Zespół dowiadywał się o planie na kolejny dzień zgrupowania z harmonogramu drukowanego każdego wieczora przez kierownika drużyny Andrzeja Urbańczyka. Liczył zazwyczaj sześć, siedem punktów. Plan na sobotę był najkrótszy. Godzina 8. - rozruch. 8.45 - śniadanie. 9.45 - wyjazd z hotelu.
Ruch po prawie dwóch tygodniach pracy w Side wraca do Polski. Zespół dostanie wolną niedzielę, a od poniedziałku będzie odliczał dni do sobotniego meczu ze Śląskiem
Wrocław, którym zainauguruje rundę rewanżową ekstraklasy.

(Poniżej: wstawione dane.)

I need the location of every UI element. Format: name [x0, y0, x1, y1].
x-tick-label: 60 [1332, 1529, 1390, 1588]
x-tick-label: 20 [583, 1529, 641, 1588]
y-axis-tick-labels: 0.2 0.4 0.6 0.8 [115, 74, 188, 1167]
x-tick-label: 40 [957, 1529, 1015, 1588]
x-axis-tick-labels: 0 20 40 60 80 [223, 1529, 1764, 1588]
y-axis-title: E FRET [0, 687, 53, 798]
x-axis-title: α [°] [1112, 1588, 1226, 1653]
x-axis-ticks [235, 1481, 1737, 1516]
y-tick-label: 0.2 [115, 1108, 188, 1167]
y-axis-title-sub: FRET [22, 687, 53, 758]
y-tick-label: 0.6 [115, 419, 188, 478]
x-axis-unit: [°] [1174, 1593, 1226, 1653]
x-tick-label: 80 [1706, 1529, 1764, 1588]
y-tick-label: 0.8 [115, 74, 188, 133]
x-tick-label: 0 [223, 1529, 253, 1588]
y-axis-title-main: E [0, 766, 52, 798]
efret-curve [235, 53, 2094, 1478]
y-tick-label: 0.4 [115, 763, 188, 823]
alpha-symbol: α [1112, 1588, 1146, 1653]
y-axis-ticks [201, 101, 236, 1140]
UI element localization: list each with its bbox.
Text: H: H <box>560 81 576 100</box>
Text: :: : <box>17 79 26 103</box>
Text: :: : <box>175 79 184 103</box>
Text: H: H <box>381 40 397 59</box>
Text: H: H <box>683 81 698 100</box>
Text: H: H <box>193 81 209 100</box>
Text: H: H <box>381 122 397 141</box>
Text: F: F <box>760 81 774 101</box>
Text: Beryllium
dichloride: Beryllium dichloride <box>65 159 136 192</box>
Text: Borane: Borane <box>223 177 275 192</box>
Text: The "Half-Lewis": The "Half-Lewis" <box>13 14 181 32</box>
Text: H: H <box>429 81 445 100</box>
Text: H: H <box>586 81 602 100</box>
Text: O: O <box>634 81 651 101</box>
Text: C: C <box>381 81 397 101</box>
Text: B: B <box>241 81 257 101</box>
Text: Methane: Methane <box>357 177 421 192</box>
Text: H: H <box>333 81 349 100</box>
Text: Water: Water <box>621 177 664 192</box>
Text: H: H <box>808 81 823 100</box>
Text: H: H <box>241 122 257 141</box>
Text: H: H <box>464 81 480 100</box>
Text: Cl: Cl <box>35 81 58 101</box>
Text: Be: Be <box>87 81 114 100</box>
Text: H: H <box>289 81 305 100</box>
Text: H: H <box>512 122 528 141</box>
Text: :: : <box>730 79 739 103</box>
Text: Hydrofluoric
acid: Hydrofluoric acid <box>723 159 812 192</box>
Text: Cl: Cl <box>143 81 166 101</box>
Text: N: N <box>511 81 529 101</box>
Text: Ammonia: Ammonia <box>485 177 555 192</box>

- Na pewno zagracie? - zastanawia się Zlatko Tanevski, były piłkarz m. in. Lecha
Poznań i GKS-u
Bełchatów, a dziś zawodnik macedońskiego Vardaru Skopje, który jest zakwaterowany w tym samym hotelu, co niebiescy. - W Macedonii sroga zima. Liga ma wystartować dopiero w marcu, a już teraz mówią, żeby ją opóźnić - mówi Tanevski, którego zespół zostanie w Side jeszcze przez pięć dni.
Ruch będzie wracał do Polski przez Wiedeń. Jeżeli podróż przebiegnie bez problemów autokar Ruchu powinien podjechać na Cichą około godziny 20.